I have an offset toilet flange that is below flooring level, and is damaged such that a flange repair ring didn't work. Plumbers (2) quoted around $900 to cut out the slab and replace the flange with a straight flange (extending the PVC sewer drain pipe so offset was not needed). 

So..., is cutting/chipping the concrete out and replacing the drain pipe and flange a DIY job? Seems like mostly manual labor and having the right tools (which I could rent).

Appreciate any input.


----------



## Jolly Roger (May 21, 2004)

gm said:


> I have an offset toilet flange that is below flooring level, and is damaged such that a flange repair ring didn't work. Plumbers (2) quoted around $900 to cut out the slab and replace the flange with a straight flange (extending the PVC sewer drain pipe so offset was not needed).
> 
> So..., is cutting/chipping the concrete out and replacing the drain pipe and flange a DIY job?
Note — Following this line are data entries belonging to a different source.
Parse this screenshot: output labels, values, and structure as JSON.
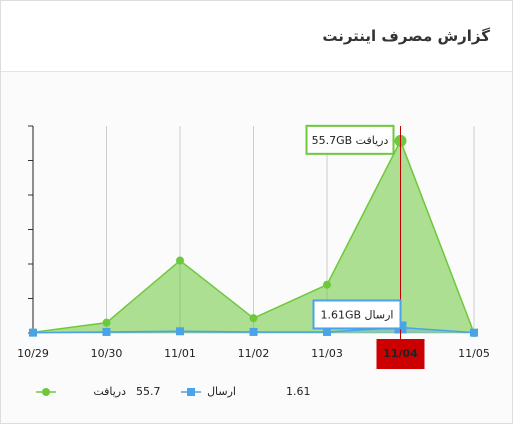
{
  "title": "گزارش مصرف اینترنت",
  "chart_data": {
    "type": "area",
    "categories": [
      "10/29",
      "10/30",
      "11/01",
      "11/02",
      "11/03",
      "11/04",
      "11/05"
    ],
    "series": [
      {
        "name": "دریافت",
        "color": "#6cc93a",
        "values": [
          0.2,
          3,
          21,
          4.3,
          14,
          55.7,
          0
        ],
        "value_labels": [
          null,
          null,
          null,
          null,
          null,
          "دریافت 55.7GB",
          null
        ]
      },
      {
        "name": "ارسال",
        "color": "#4aa3e8",
        "values": [
          0.1,
          0.3,
          0.5,
          0.3,
          0.3,
          1.61,
          0.1
        ],
        "value_labels": [
          null,
          null,
          null,
          null,
          null,
          "ارسال 1.61GB",
          null
        ]
      }
    ],
    "ylim": [
      0,
      60
    ],
    "yticks": [
      0,
      10,
      20,
      30,
      40,
      50,
      60
    ],
    "grid": true
  }
}
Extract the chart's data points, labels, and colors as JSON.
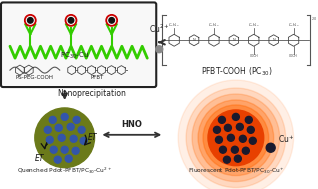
{
  "bg_color": "#ffffff",
  "box_edge_color": "#222222",
  "box_face_color": "#f8f8f8",
  "green_color": "#33cc00",
  "olive_color": "#6b7a1a",
  "orange_core_color": "#e84000",
  "orange_glow_color": "#ff6600",
  "dark_dot_color": "#1a1a2e",
  "blue_dot_color": "#3355aa",
  "arrow_color": "#333333",
  "text_color": "#222222",
  "gray_color": "#555555",
  "red_circle_color": "#cc0000",
  "label_nano": "Nanoprecipitation",
  "label_hno": "HNO",
  "label_et": "ET",
  "label_cu2": "Cu$^{2+}$",
  "label_cu_plus": "Cu$^{+}$",
  "label_pc30cu": "PC$_{30}$-Cu",
  "label_pfbt_cooh": "PFBT-COOH (PC$_{30}$)",
  "label_ps_peg": "PS-PEG-COOH",
  "label_pfbt": "PFBT",
  "label_quenched": "Quenched Pdot-PFBT/PC$_{30}$-Cu$^{2+}$",
  "label_fluorescent": "Fluorescent Pdot-PFBT/PC$_{30}$-Cu$^{+}$"
}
Seems like mostly manual labor and having the right tools (which I could rent).
> 
> Appreciate any input.


Do you have a post tension slab? If so let an expert that is bonded with insurance do the job.

If not you can do it yourself, but it is harder then you think it is. Breaking the concrette is not the hard part. You can rent a eltc jack hammer. Cutting the concrette, drilling and expoy the rebar back in, mixing and placing the concrette back will be the hard part.
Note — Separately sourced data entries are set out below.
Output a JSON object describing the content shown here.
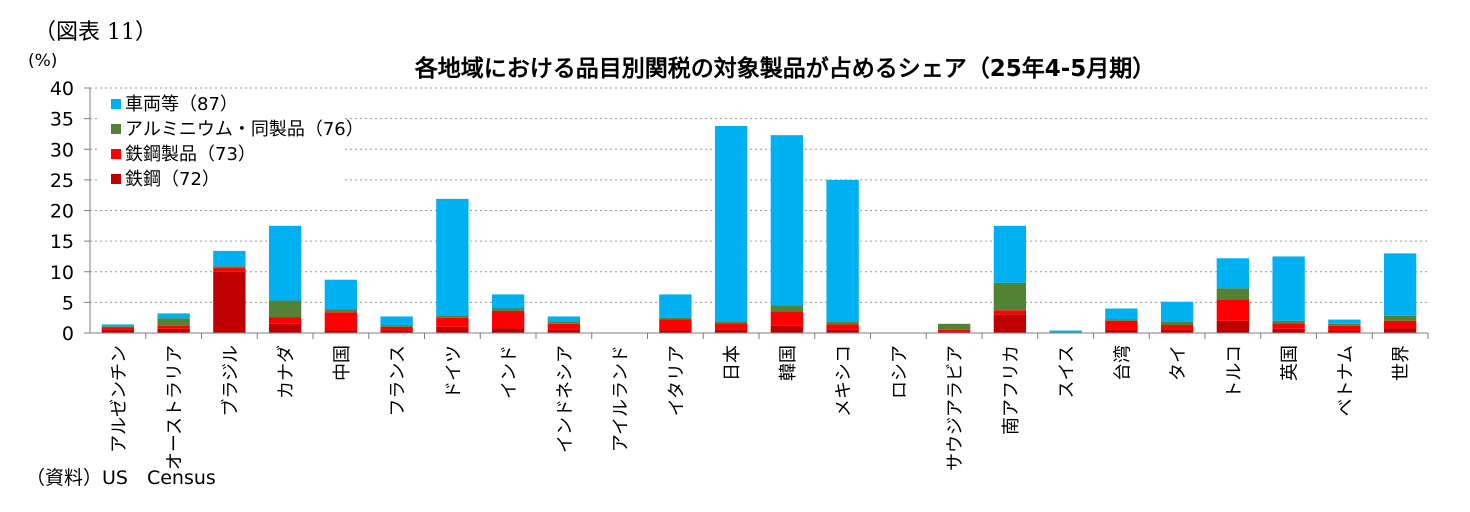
{
  "figure_label": "（図表 11）",
  "source_note": "（資料）US　Census",
  "chart_data": {
    "type": "bar",
    "stacked": true,
    "title": "各地域における品目別関税の対象製品が占めるシェア（25年4-5月期）",
    "ylabel": "(%)",
    "xlabel": "",
    "ylim": [
      0,
      40
    ],
    "yticks": [
      0,
      5,
      10,
      15,
      20,
      25,
      30,
      35,
      40
    ],
    "grid": "horizontal-dotted",
    "legend_position": "top-left",
    "categories": [
      "アルゼンチン",
      "オーストラリア",
      "ブラジル",
      "カナダ",
      "中国",
      "フランス",
      "ドイツ",
      "インド",
      "インドネシア",
      "アイルランド",
      "イタリア",
      "日本",
      "韓国",
      "メキシコ",
      "ロシア",
      "サウジアラビア",
      "南アフリカ",
      "スイス",
      "台湾",
      "タイ",
      "トルコ",
      "英国",
      "ベトナム",
      "世界"
    ],
    "series": [
      {
        "name": "鉄鋼（72）",
        "color": "#c00000",
        "values": [
          0.5,
          0.7,
          10.0,
          1.5,
          0.4,
          0.4,
          1.0,
          0.8,
          0.6,
          0.0,
          0.4,
          0.6,
          1.2,
          0.5,
          0.0,
          0.3,
          3.0,
          0.0,
          0.5,
          0.5,
          2.0,
          0.7,
          0.4,
          0.8
        ]
      },
      {
        "name": "鉄鋼製品（73）",
        "color": "#ff0000",
        "values": [
          0.4,
          0.5,
          0.6,
          1.1,
          3.0,
          0.6,
          1.5,
          2.8,
          0.9,
          0.0,
          1.8,
          1.0,
          2.3,
          0.9,
          0.0,
          0.2,
          0.7,
          0.0,
          1.5,
          0.8,
          3.5,
          0.9,
          0.8,
          1.2
        ]
      },
      {
        "name": "アルミニウム・同製品（76）",
        "color": "#548235",
        "values": [
          0.2,
          1.2,
          0.3,
          2.7,
          0.5,
          0.3,
          0.4,
          0.4,
          0.4,
          0.0,
          0.3,
          0.3,
          1.0,
          0.4,
          0.0,
          1.0,
          4.5,
          0.0,
          0.2,
          0.5,
          1.8,
          0.4,
          0.3,
          0.8
        ]
      },
      {
        "name": "車両等（87）",
        "color": "#00b0f0",
        "values": [
          0.3,
          0.8,
          2.5,
          12.2,
          4.8,
          1.4,
          19.0,
          2.3,
          0.8,
          0.0,
          3.8,
          31.9,
          27.8,
          23.2,
          0.0,
          0.0,
          9.3,
          0.4,
          1.8,
          3.3,
          4.9,
          10.5,
          0.7,
          10.2
        ]
      }
    ]
  }
}
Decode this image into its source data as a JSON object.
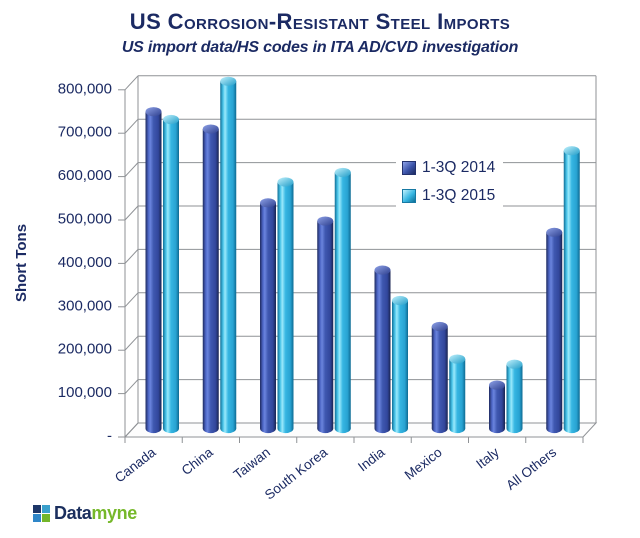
{
  "header": {
    "title": "US Corrosion-Resistant Steel Imports",
    "subtitle": "US import data/HS codes in ITA AD/CVD investigation"
  },
  "chart_data": {
    "type": "bar",
    "style": "3d-cylinder",
    "title": "US Corrosion-Resistant Steel Imports",
    "subtitle": "US import data/HS codes in ITA AD/CVD investigation",
    "ylabel": "Short Tons",
    "xlabel": "",
    "ylim": [
      0,
      800000
    ],
    "ytick_step": 100000,
    "ytick_labels": [
      "-",
      "100,000",
      "200,000",
      "300,000",
      "400,000",
      "500,000",
      "600,000",
      "700,000",
      "800,000"
    ],
    "grid": true,
    "legend_position": "middle-right",
    "categories": [
      "Canada",
      "China",
      "Taiwan",
      "South Korea",
      "India",
      "Mexico",
      "Italy",
      "All Others"
    ],
    "series": [
      {
        "name": "1-3Q 2014",
        "color": "#3A53A8",
        "values": [
          730000,
          690000,
          520000,
          478000,
          365000,
          235000,
          100000,
          452000
        ]
      },
      {
        "name": "1-3Q 2015",
        "color": "#38B6E3",
        "values": [
          712000,
          800000,
          568000,
          590000,
          295000,
          160000,
          148000,
          640000
        ]
      }
    ]
  },
  "logo": {
    "text_dark": "Data",
    "text_green": "myne",
    "navy": "#1B2F5E",
    "green": "#76B82A"
  },
  "colors": {
    "text_navy": "#1B2A63",
    "gridline": "#8F9296",
    "background": "#FFFFFF"
  }
}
After cost of rental equiment, concrette, other misc supplies, and your time might be a wash and worth paying someone to do the job.


----------



## gm (Jun 26, 2004)

*post tension slab?*

I'm sure if it is post tension or not. House is only 6 years old, if that tells anything.
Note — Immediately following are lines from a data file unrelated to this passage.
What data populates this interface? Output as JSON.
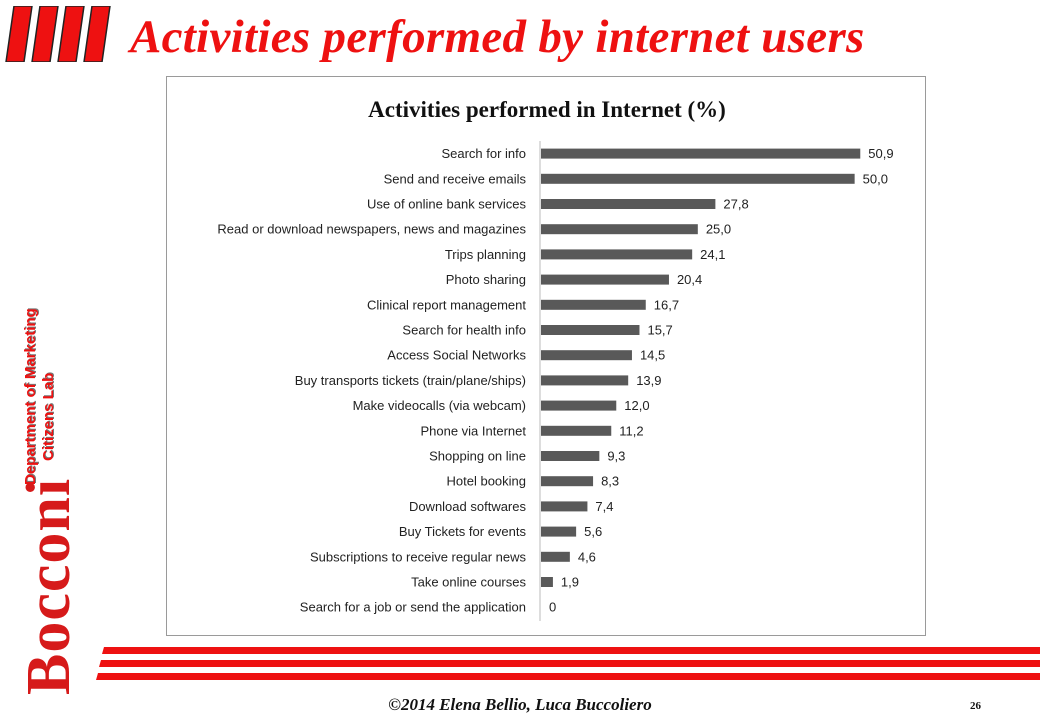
{
  "slide": {
    "title": "Activities performed by internet users",
    "dept_line1": "Department of Marketing",
    "dept_line2": "Citizens Lab",
    "logo_text": "Bocconi",
    "footer": "©2014  Elena Bellio, Luca Buccoliero",
    "page_number": "26",
    "accent_color": "#ee1111"
  },
  "chart_data": {
    "type": "bar",
    "orientation": "horizontal",
    "title": "Activities performed in Internet (%)",
    "categories": [
      "Search for info",
      "Send and receive emails",
      "Use of online bank services",
      "Read or download newspapers, news and magazines",
      "Trips planning",
      "Photo sharing",
      "Clinical report management",
      "Search for health info",
      "Access Social Networks",
      "Buy transports tickets (train/plane/ships)",
      "Make videocalls (via webcam)",
      "Phone via Internet",
      "Shopping on line",
      "Hotel booking",
      "Download softwares",
      "Buy Tickets for events",
      "Subscriptions to receive regular news",
      "Take online courses",
      "Search for a job or send the application"
    ],
    "values": [
      50.9,
      50.0,
      27.8,
      25.0,
      24.1,
      20.4,
      16.7,
      15.7,
      14.5,
      13.9,
      12.0,
      11.2,
      9.3,
      8.3,
      7.4,
      5.6,
      4.6,
      1.9,
      0
    ],
    "data_labels": [
      "50,9",
      "50,0",
      "27,8",
      "25,0",
      "24,1",
      "20,4",
      "16,7",
      "15,7",
      "14,5",
      "13,9",
      "12,0",
      "11,2",
      "9,3",
      "8,3",
      "7,4",
      "5,6",
      "4,6",
      "1,9",
      "0"
    ],
    "bar_color": "#595959",
    "xlim": [
      0,
      55
    ],
    "grid": false,
    "legend": "none"
  }
}
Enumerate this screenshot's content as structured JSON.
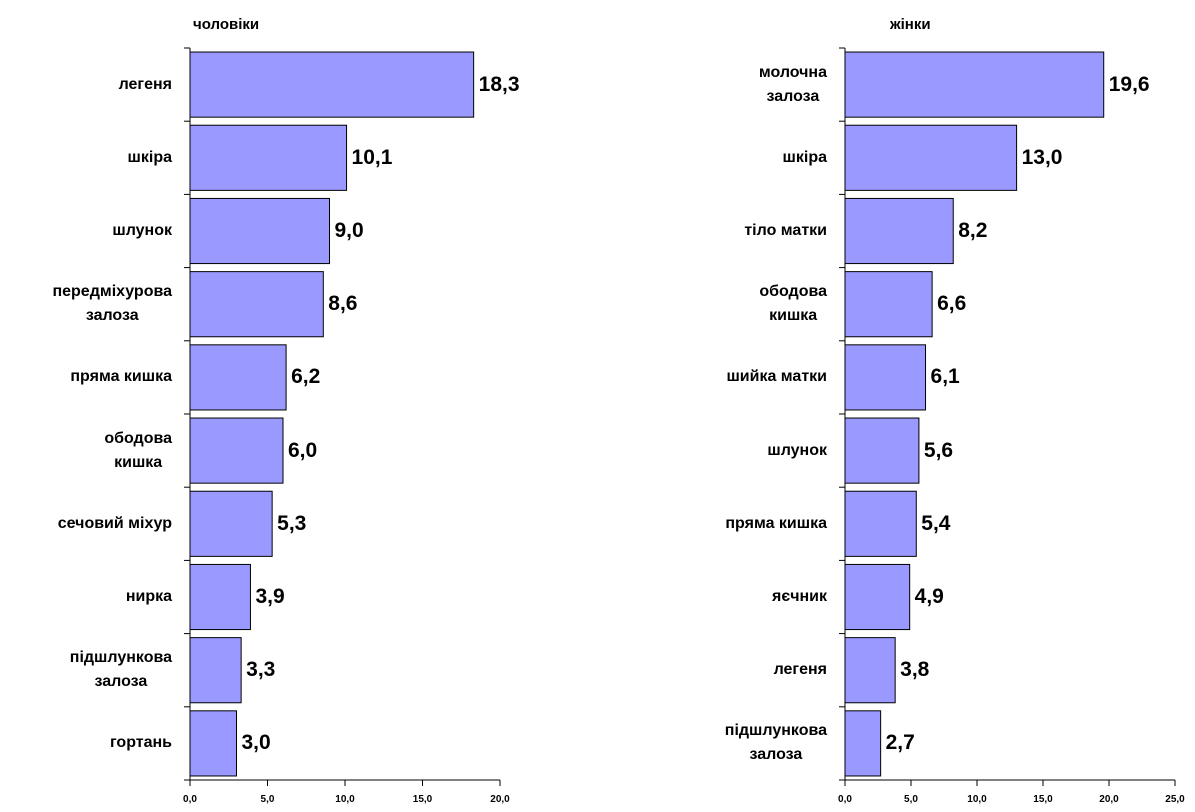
{
  "chart_data": [
    {
      "type": "barh",
      "title": "чоловіки",
      "categories": [
        "легеня",
        "шкіра",
        "шлунок",
        "передміхурова\nзалоза",
        "пряма кишка",
        "ободова\nкишка",
        "сечовий міхур",
        "нирка",
        "підшлункова\nзалоза",
        "гортань"
      ],
      "values": [
        18.3,
        10.1,
        9.0,
        8.6,
        6.2,
        6.0,
        5.3,
        3.9,
        3.3,
        3.0
      ],
      "value_labels": [
        "18,3",
        "10,1",
        "9,0",
        "8,6",
        "6,2",
        "6,0",
        "5,3",
        "3,9",
        "3,3",
        "3,0"
      ],
      "color": "#9999ff",
      "xlim": [
        0,
        20
      ],
      "xticks": [
        {
          "value": 0,
          "label": "0,0"
        },
        {
          "value": 5,
          "label": "5,0"
        },
        {
          "value": 10,
          "label": "10,0"
        },
        {
          "value": 15,
          "label": "15,0"
        },
        {
          "value": 20,
          "label": "20,0"
        }
      ]
    },
    {
      "type": "barh",
      "title": "жінки",
      "categories": [
        "молочна\nзалоза",
        "шкіра",
        "тіло матки",
        "ободова\nкишка",
        "шийка матки",
        "шлунок",
        "пряма кишка",
        "яєчник",
        "легеня",
        "підшлункова\nзалоза"
      ],
      "values": [
        19.6,
        13.0,
        8.2,
        6.6,
        6.1,
        5.6,
        5.4,
        4.9,
        3.8,
        2.7
      ],
      "value_labels": [
        "19,6",
        "13,0",
        "8,2",
        "6,6",
        "6,1",
        "5,6",
        "5,4",
        "4,9",
        "3,8",
        "2,7"
      ],
      "color": "#9999ff",
      "xlim": [
        0,
        25
      ],
      "xticks": [
        {
          "value": 0,
          "label": "0,0"
        },
        {
          "value": 5,
          "label": "5,0"
        },
        {
          "value": 10,
          "label": "10,0"
        },
        {
          "value": 15,
          "label": "15,0"
        },
        {
          "value": 20,
          "label": "20,0"
        },
        {
          "value": 25,
          "label": "25,0"
        }
      ]
    }
  ]
}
Thanks for the input. I had not really consider potential damage to the slab in the process.

Any suggestions on someone in the Clear Lake / Friendswood / Pearland area for such job?

GM


----------



## CAPT.D (Oct 13, 2005)

pm sent


----------



## Horns1 (Sep 2, 2005)

i don't know if this will work since your flange is offset, but here is what I did - took a dremmel tool & cut out the flange below the floor (so the new one would sit flush) & then HD sells a flange that is made to slide into the old one - so it just sits inside the "old" pipe going down in the slab.


----------



## Bayman (Oct 18, 2004)

I had to replace mine when I broke it while chipping out old tile. I used a hammer and chisel and just chipped it out piece by piece. Slid a new one in, glued it and it was good to go.


----------